Enquanto a água corria toda a extensão de minha pele, eu me pegava olhando o perfeito mosaico que os azulejos brancos do banheiro formavam. Era uma sensação esquisita perceber algo que sempre estivera ali, mas você nunca prestara real atenção. Aos olhos de uma pessoa desavisada, desatenta, aqueles azulejos não tinham sequer uma mínima importância. Aos meus, contudo, aquilo dizia muito.
Não me lembrava dos últimos dias. Seria efeito da bebida, ou de uma memória seletiva, eu não sei, mas o fato era que não restava uma imagem em minha mente dos dois últimos dias. E como havia chegado ali, naquele banheiro tantas vezes presenciado, mas não percebido, eu também não sabia. A única informação da qual tinha certeza: era eu quem estava ali. Conhecia minhas mãos, meus pés, meu corpo, tudo. De forma alguma era uma pessoa desconhecida.
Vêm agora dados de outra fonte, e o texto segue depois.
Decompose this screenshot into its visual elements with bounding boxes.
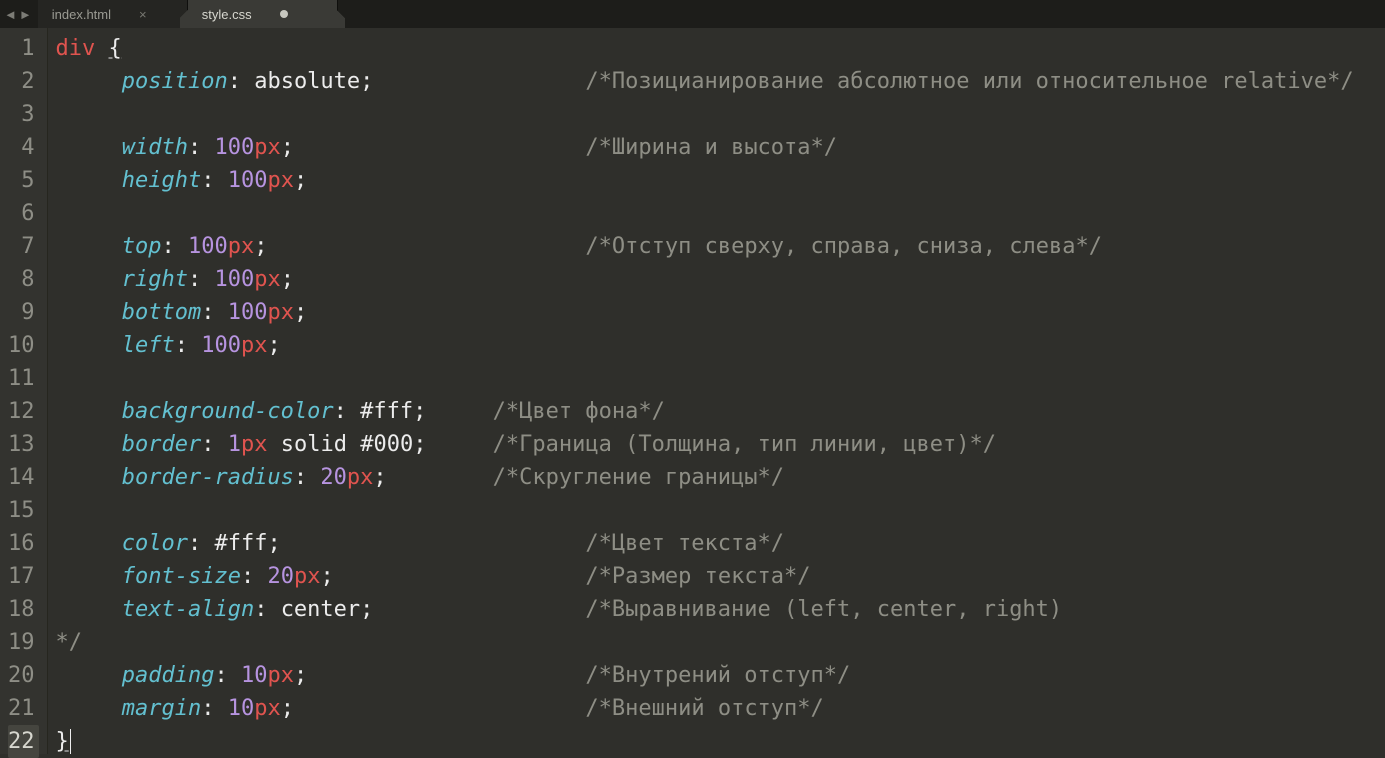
- code-line: }: [56, 725, 1354, 758]
- code-line: position: absolute; /*Позицианирование а…: [56, 65, 1354, 98]
- unsaved-indicator-icon: [280, 10, 288, 18]
- line-number: 4: [8, 131, 35, 164]
- tab-style-css[interactable]: style.css: [188, 0, 338, 28]
- code-line: width: 100px; /*Ширина и высота*/: [56, 131, 1354, 164]
- line-number: 15: [8, 494, 35, 527]
- line-number: 6: [8, 197, 35, 230]
- line-number: 1: [8, 32, 35, 65]
- code-line: bottom: 100px;: [56, 296, 1354, 329]
- code-line: [56, 362, 1354, 395]
- code-line: padding: 10px; /*Внутрений отступ*/: [56, 659, 1354, 692]
- nav-back-icon[interactable]: ◄: [4, 8, 17, 21]
- code-line: background-color: #fff; /*Цвет фона*/: [56, 395, 1354, 428]
- code-line: margin: 10px; /*Внешний отступ*/: [56, 692, 1354, 725]
- code-line: border-radius: 20px; /*Скругление границ…: [56, 461, 1354, 494]
- line-number: 5: [8, 164, 35, 197]
- code-line: div {: [56, 32, 1354, 65]
- line-number: 11: [8, 362, 35, 395]
- line-number: 8: [8, 263, 35, 296]
- line-number: 10: [8, 329, 35, 362]
- code-line: left: 100px;: [56, 329, 1354, 362]
- line-number: 14: [8, 461, 35, 494]
- code-line: */: [56, 626, 1354, 659]
- code-line: font-size: 20px; /*Размер текста*/: [56, 560, 1354, 593]
- tab-title: style.css: [202, 7, 252, 22]
- code-line: height: 100px;: [56, 164, 1354, 197]
- line-number: 18: [8, 593, 35, 626]
- line-number: 13: [8, 428, 35, 461]
- nav-forward-icon[interactable]: ►: [19, 8, 32, 21]
- line-number: 20: [8, 659, 35, 692]
- tab-index-html[interactable]: index.html ×: [38, 0, 188, 28]
- code-line: text-align: center; /*Выравнивание (left…: [56, 593, 1354, 626]
- line-number-gutter: 12345678910111213141516171819202122: [0, 28, 48, 754]
- code-line: [56, 197, 1354, 230]
- code-line: [56, 98, 1354, 131]
- code-line: [56, 494, 1354, 527]
- line-number: 19: [8, 626, 35, 659]
- line-number: 3: [8, 98, 35, 131]
- line-number: 12: [8, 395, 35, 428]
- line-number: 17: [8, 560, 35, 593]
- code-line: color: #fff; /*Цвет текста*/: [56, 527, 1354, 560]
- code-line: top: 100px; /*Отступ сверху, справа, сни…: [56, 230, 1354, 263]
- tab-title: index.html: [52, 7, 111, 22]
- close-icon[interactable]: ×: [139, 7, 147, 22]
- code-editor[interactable]: 12345678910111213141516171819202122 div …: [0, 28, 1385, 754]
- line-number: 16: [8, 527, 35, 560]
- code-area[interactable]: div { position: absolute; /*Позицианиров…: [48, 28, 1354, 754]
- code-line: border: 1px solid #000; /*Граница (Толщи…: [56, 428, 1354, 461]
- line-number: 22: [8, 725, 39, 758]
- tab-history-nav: ◄ ►: [0, 0, 38, 28]
- line-number: 7: [8, 230, 35, 263]
- line-number: 21: [8, 692, 35, 725]
- tab-bar: ◄ ► index.html × style.css: [0, 0, 1385, 28]
- code-line: right: 100px;: [56, 263, 1354, 296]
- line-number: 2: [8, 65, 35, 98]
- line-number: 9: [8, 296, 35, 329]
Cada defeito que em mim é traço essencial estava ali presente naquele momento de total desconforto.
Os azulejos, contudo, formavam figuras familiares nas minúcias. As linhas retas, a cor do vazio que ali me rodeava, o cimento que os unia. É esquisito, pensei, lembrar-se apenas dos azulejos. Aqueles passavam na minha vista a cada cair da água por cima dos meus olhos. Em cada piscada, uma nova figura, uma nova forma, uma lembrança nova, o mesmo eu e os mesmos defeitos. Nu, em branco, em azulejo, em mosaico, me encontrei num caso clássico de doppelganger, um duplo.
Entrei ali um, e por um simples abandono das situações que tinha vivido há pouco, saía outro, as novas informações construídas uma a uma, ao lado da outra, num mosaico que para mim fazia sentido. Saí outro, deixando para trás, sobre o branco dos azulejos, o meu vermelho antigo das veias.